11But now I have written unto you not to keep company, if any man that is called a brother be a fornicator, or covetous, or an idolator, or a railer, or a drunkard, or an extortioner; with such an one no not to eat. (1 Corinthians 5:9-11, King James Version)

It is quite evident that he is throwing all sorts of “wickedness” into the pot and calling it “leaven”.

What does he then say about leavening?

6Your glorying is not good. Know ye not that a little leaven leaveneth the whole lump?

7Purge out therefore the old leaven, that ye may be a new lump, as ye are unleavened. For even Christ our passover is sacrificed for us: (1 Corinthians 5:6-7, King James Version)

Isn’t that interesting? Do you grasp what this means? Corinth was one of the seaports of the ancient world. Sailors came into the port after a long time at sea, and they did what carnal men do when they have been away for a while. Corinth was a rather disreputable place. Is it any surprise, then, that Paul reminds some of them from whence they came?

9Know ye not that the unrighteous shall not inherit the kingdom of God? Be not deceived: neither fornicators, nor idolaters, nor adulterers, nor effeminate, nor abusers of themselves with mankind,

10Nor thieves, nor covetous, nor drunkards, nor revilers, nor extortioners, shall inherit the kingdom of God.

11And such were some of you: but ye are washed, but ye are sanctified, but ye are justified in the name of the Lord Jesus, and by the Spirit of our God. (1 Corinthians 6:9-11, King James Version)

Yes, the Christian walk is about change. Whenever people start talking about their “rights” for this and that, I begin to wonder if they even have a clue as to what real Christianity is all about!

When a Christian goes into the water, he or she is supposed to rise up like a new person. They are a “new lump”. They are “unleavened”, that is without sin because of the atoning sacrifice of Christ.

Notice Paul told the Gentile church that Christ is our “Passover”. Did Paul expect them to understand the Passover? With the symbols of the lamb that was slain? With the symbols of unleavened bread? How was this all to make sense to them unless the Gentile church at Corinth was keeping the Feast of Unleavened Bread?

8Therefore let us keep the feast, not with old leaven, neither with the leaven of malice and wickedness; but with the unleavened bread of sincerity and truth. (1 Corinthians 5:8, King James Version)

Was Paul instructing them to keep the Feast of Unleavened Bread or not? What do the plain words above say?

5In the fourteenth day of the first month at even is the LORD’s passover.

6And on the fifteenth day of the same month is the feast of unleavened bread unto the LORD: seven days ye must eat unleavened bread.

7In the first day ye shall have an holy convocation: ye shall do no servile work therein.

8But ye shall offer an offering made by fire unto the LORD seven days: in the seventh day is an holy convocation: ye shall do no servile work therein. (Leviticus 23:5-8, King James Version)

The Book of Hebrews makes it clear that Jesus’ sacrifice paid for our sins once and for all, and so the sacrificing of animals is no longer required.
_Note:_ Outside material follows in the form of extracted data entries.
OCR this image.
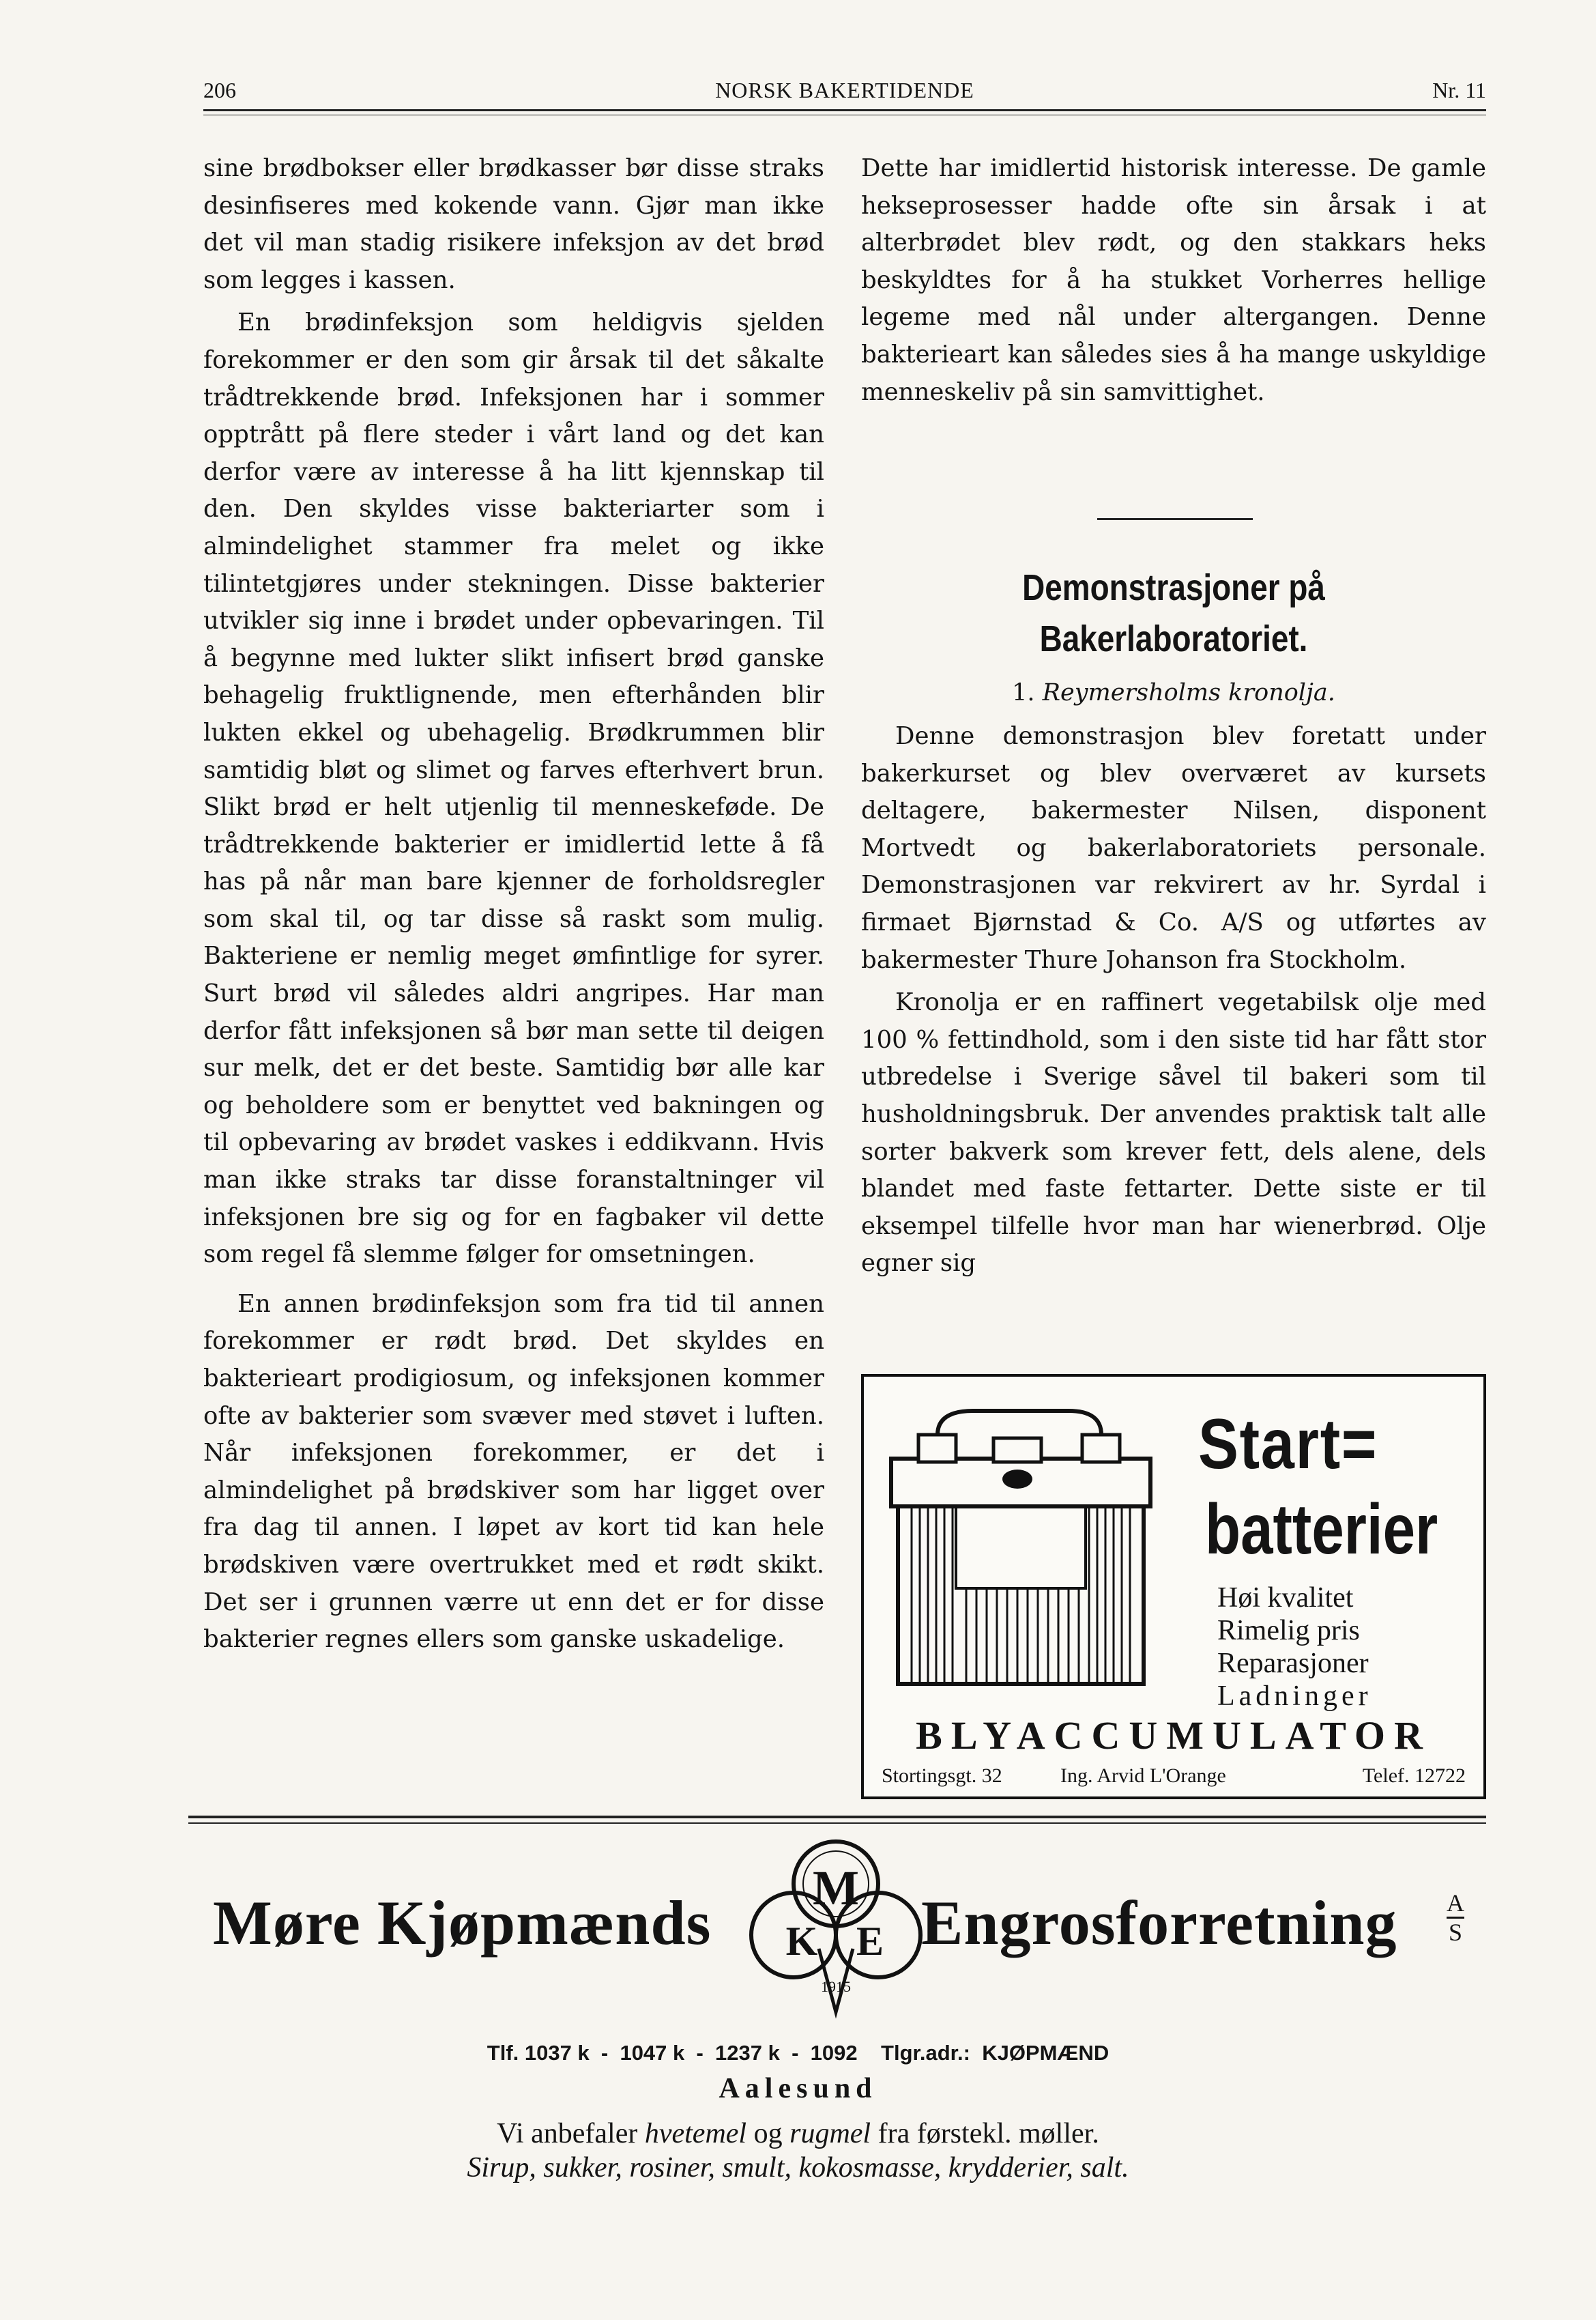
206	NORSK BAKERTIDENDE	Nr. 11

sine brødbokser eller brødkasser bør disse straks desinfiseres med kokende vann. Gjør man ikke det vil man stadig risikere infeksjon av det brød som legges i kassen.

En brødinfeksjon som heldigvis sjelden forekommer er den som gir årsak til det såkalte trådtrekkende brød. Infeksjonen har i sommer opptrått på flere steder i vårt land og det kan derfor være av interesse å ha litt kjennskap til den. Den skyldes visse bakteriarter som i almindelighet stammer fra melet og ikke tilintetgjøres under stekningen. Disse bakterier utvikler sig inne i brødet under opbevaringen. Til å begynne med lukter slikt infisert brød ganske behagelig fruktlignende, men efterhånden blir lukten ekkel og ubehagelig. Brødkrummen blir samtidig bløt og slimet og farves efterhvert brun. Slikt brød er helt utjenlig til menneskeføde. De trådtrekkende bakterier er imidlertid lette å få has på når man bare kjenner de forholdsregler som skal til, og tar disse så raskt som mulig. Bakteriene er nemlig meget ømfintlige for syrer. Surt brød vil således aldri angripes. Har man derfor fått infeksjonen så bør man sette til deigen sur melk, det er det beste. Samtidig bør alle kar og beholdere som er benyttet ved bakningen og til opbevaring av brødet vaskes i eddikvann. Hvis man ikke straks tar disse foranstaltninger vil infeksjonen bre sig og for en fagbaker vil dette som regel få slemme følger for omsetningen.

En annen brødinfeksjon som fra tid til annen forekommer er rødt brød. Det skyldes en bakterieart prodigiosum, og infeksjonen kommer ofte av bakterier som svæver med støvet i luften. Når infeksjonen forekommer, er det i almindelighet på brødskiver som har ligget over fra dag til annen. I løpet av kort tid kan hele brødskiven være overtrukket med et rødt skikt. Det ser i grunnen værre ut enn det er for disse bakterier regnes ellers som ganske uskadelige.

Dette har imidlertid historisk interesse. De gamle hekseprosesser hadde ofte sin årsak i at alterbrødet blev rødt, og den stakkars heks beskyldtes for å ha stukket Vorherres hellige legeme med nål under altergangen. Denne bakterieart kan således sies å ha mange uskyldige menneskeliv på sin samvittighet.

Demonstrasjoner på
Bakerlaboratoriet.
1. Reymersholms kronolja.

Denne demonstrasjon blev foretatt under bakerkurset og blev overværet av kursets deltagere, bakermester Nilsen, disponent Mortvedt og bakerlaboratoriets personale. Demonstrasjonen var rekvirert av hr. Syrdal i firmaet Bjørnstad & Co. A/S og utførtes av bakermester Thure Johanson fra Stockholm.

Kronolja er en raffinert vegetabilsk olje med 100 % fettindhold, som i den siste tid har fått stor utbredelse i Sverige såvel til bakeri som til husholdningsbruk. Der anvendes praktisk talt alle sorter bakverk som krever fett, dels alene, dels blandet med faste fettarter. Dette siste er til eksempel tilfelle hvor man har wienerbrød. Olje egner sig

Start=
batterier
Høi kvalitet
Rimelig pris
Reparasjoner
Ladninger
BLYACCUMULATOR
Stortingsgt. 32	Ing. Arvid L'Orange	Telef. 12722
Møre Kjøpmænds M
K E
1915
Engrosforretning A
S
Tlf. 1037 k  -  1047 k  -  1237 k  -  1092    Tlgr.adr.:  KJØPMÆND
Aalesund
Vi anbefaler hvetemel og rugmel fra førstekl. møller.
Sirup, sukker, rosiner, smult, kokosmasse, krydderier, salt.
However, it is not just a leap of logic to say that as a result the holy days ordained by God are done away, it is the Grand Canyon of leaps! As the above verses show Paul expected even the Gentile converts to keep the holy days.

And, so, I pass on to you Paul’s instructions to keep the Feast without the old leaven of sin, malice and wickedness, but with the pure bread of the sincerity and truth found in Christ alone!